C’est le cas même si certains navires étaient légalement tenus de se préparer à une telle situation. La législation de l’Union européenne stipule que les navires transportant des animaux vivants doivent charger 25% plus d’aliments que nécessaire pour leurs voyages au cas où ils subiraient des retards. Mais un représentant d’Animaux International a déclaré à l’observateur de l’UE que les expéditeurs se dérobent souvent à ces responsabilités et que même avec ces 25% supplémentaires d’approvisionnements à bord, les voyages des navires ont été trop retardés pour que la préparation fasse une grande différence.

Pour être clair, ces animaux sont tous du bétail, et ce n’est pas comme s’ils étaient entassés sur ces navires pour être envoyés s’ébattre dans de beaux pâturages. Les moutons devaient être dépouillés pour la laine, les bovins devaient être traites et mangés. Mais encore, la situation montre la cruauté du commerce d’exportation vivant, qui traite les animaux comme des marchandises au lieu d’être des êtres vivants. Le bétail est bourré étroitement dans des conteneurs de fret et souvent abusé. Il y a des rapports de créatures sur ces navires tomber et se faire piétiner à mort et noyade lorsque les navires coulent. Même en temps normal, ce processus est assez sombre.

«Parfois, il y a de vrais scandales quand les choses tournent mal, mais c’est une horreur au quotidien», Peter Stevenson, directeur des politiques du groupe de protection des animaux Compassion in World Farming, a dit à Bloomberg.

Tout ce commerce international de bétail n’est pas seulement cruel, il est également insoutenable. L’agriculture animale est responsable de 14,5% de toutes les émissions de gaz à effet de serre et détruit la capacité des prairies à séquestrer le carbone, aggravant la crise climatique. Envoyer du bétail partout dans le monde sur des navires géants crée encore plus d’émissions liées au réchauffement climatique.

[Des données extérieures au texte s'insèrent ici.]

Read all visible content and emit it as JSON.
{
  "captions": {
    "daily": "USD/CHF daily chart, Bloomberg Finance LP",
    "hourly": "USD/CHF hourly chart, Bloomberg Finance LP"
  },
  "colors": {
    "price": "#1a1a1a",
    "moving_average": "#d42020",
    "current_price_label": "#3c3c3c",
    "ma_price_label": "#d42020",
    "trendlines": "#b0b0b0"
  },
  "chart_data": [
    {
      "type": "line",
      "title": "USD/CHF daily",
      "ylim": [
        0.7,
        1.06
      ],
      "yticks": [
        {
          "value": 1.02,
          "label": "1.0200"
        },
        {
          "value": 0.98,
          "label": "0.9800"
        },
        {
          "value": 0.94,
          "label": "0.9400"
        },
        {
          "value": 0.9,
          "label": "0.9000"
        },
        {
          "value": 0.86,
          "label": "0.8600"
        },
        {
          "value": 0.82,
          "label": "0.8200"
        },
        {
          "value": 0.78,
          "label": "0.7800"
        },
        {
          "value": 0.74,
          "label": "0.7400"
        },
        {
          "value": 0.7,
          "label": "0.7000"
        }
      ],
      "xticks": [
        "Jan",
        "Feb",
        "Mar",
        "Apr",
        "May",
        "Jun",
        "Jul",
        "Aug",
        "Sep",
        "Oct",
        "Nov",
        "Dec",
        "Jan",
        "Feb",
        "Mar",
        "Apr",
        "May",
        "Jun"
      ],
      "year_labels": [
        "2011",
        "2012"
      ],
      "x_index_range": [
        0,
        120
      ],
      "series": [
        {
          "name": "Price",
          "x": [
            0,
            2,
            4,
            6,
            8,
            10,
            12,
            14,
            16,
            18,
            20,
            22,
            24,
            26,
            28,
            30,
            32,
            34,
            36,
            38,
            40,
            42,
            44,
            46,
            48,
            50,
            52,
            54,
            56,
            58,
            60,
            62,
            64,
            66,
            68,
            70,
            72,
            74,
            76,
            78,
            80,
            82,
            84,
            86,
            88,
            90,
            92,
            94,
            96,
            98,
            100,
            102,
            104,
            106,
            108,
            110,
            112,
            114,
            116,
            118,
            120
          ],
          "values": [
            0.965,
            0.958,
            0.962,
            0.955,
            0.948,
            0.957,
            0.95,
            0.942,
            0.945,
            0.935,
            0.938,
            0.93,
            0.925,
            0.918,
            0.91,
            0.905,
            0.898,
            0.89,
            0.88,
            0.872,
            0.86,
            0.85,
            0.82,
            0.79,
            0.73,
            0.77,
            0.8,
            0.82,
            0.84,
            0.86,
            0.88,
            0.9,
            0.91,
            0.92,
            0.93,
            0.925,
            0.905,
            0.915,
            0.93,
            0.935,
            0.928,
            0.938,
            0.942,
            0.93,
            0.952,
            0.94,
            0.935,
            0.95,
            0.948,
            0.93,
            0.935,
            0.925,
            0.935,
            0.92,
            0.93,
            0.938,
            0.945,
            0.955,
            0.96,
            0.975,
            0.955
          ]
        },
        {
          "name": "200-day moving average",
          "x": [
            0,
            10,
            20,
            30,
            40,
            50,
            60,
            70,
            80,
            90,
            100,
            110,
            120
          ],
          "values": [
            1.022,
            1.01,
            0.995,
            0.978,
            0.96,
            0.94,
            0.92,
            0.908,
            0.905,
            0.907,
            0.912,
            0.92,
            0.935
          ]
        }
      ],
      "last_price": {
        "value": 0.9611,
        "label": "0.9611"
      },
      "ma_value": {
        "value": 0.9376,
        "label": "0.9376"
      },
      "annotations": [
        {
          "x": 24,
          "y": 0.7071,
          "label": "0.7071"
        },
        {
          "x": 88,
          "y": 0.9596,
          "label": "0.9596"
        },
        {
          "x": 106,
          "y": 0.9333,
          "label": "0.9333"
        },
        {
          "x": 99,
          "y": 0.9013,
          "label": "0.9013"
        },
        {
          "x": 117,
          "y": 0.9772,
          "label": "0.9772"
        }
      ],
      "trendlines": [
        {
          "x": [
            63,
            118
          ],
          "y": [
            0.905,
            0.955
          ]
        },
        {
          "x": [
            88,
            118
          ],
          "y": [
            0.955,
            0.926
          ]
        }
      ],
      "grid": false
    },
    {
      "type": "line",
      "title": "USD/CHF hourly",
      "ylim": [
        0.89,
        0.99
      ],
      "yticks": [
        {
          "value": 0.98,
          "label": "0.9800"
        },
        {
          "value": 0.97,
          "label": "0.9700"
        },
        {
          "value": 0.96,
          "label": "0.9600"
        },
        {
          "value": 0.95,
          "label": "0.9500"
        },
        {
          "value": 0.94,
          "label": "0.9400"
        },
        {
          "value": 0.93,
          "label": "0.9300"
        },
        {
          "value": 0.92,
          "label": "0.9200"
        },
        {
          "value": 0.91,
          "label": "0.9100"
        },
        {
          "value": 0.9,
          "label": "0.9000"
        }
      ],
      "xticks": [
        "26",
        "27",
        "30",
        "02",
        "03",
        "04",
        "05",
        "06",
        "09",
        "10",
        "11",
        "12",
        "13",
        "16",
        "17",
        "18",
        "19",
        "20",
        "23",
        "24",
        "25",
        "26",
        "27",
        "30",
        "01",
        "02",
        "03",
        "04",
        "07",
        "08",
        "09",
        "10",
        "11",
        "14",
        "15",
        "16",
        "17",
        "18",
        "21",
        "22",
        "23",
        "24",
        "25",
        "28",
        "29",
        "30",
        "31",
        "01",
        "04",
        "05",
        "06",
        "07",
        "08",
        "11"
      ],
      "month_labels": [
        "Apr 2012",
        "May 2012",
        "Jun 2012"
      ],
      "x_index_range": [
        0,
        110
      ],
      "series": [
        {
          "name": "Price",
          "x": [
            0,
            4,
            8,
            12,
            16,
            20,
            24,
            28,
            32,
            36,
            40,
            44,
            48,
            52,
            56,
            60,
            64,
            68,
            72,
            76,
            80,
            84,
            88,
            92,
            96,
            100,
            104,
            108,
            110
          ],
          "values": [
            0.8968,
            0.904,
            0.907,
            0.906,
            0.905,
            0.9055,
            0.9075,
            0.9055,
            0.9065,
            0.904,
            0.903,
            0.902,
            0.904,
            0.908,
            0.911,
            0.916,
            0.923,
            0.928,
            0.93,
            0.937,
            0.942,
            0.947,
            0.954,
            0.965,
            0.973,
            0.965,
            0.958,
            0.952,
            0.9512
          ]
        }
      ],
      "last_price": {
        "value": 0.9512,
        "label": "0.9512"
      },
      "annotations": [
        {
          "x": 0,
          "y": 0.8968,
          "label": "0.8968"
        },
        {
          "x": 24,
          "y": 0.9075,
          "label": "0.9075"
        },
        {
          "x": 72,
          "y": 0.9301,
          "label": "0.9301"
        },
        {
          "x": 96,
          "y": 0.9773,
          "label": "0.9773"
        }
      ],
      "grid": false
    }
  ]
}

Si l’on met de côté l’éthique de la consommation de viande, il peut sembler inutile d’expédier des animaux sur des centaines voire des milliers de kilomètres alors qu’ils pourraient être élevés dans le pays où ils finiront par être consommés. Mais en réalité, la catastrophe qui se déroule dans le canal de Suez cette semaine fait partie d’un problème plus important avec ce qui passe pour «efficacité». Expédition est responsable de plus de 1 milliards de tonnes de dioxyde de carbone chaque année, et beaucoup de ces émissions sont le résultat de processus ridiculement inutiles. Des centaines de milliers de conteneurs d’expédition vides faites le tour du monde chaque mois parce que c’est moins cher que de les remplir, mais cela coûte également cher à la planète. Comme le montre la catastrophe du canal de Suez, le le commerce des animaux est également un gaspillage à cet égard.

Il est peut-être temps de repenser la façon dont nous traitons les animaux, non seulement par altruisme, mais aussi pour le bien de tout sur la planète – y compris nous-mêmes.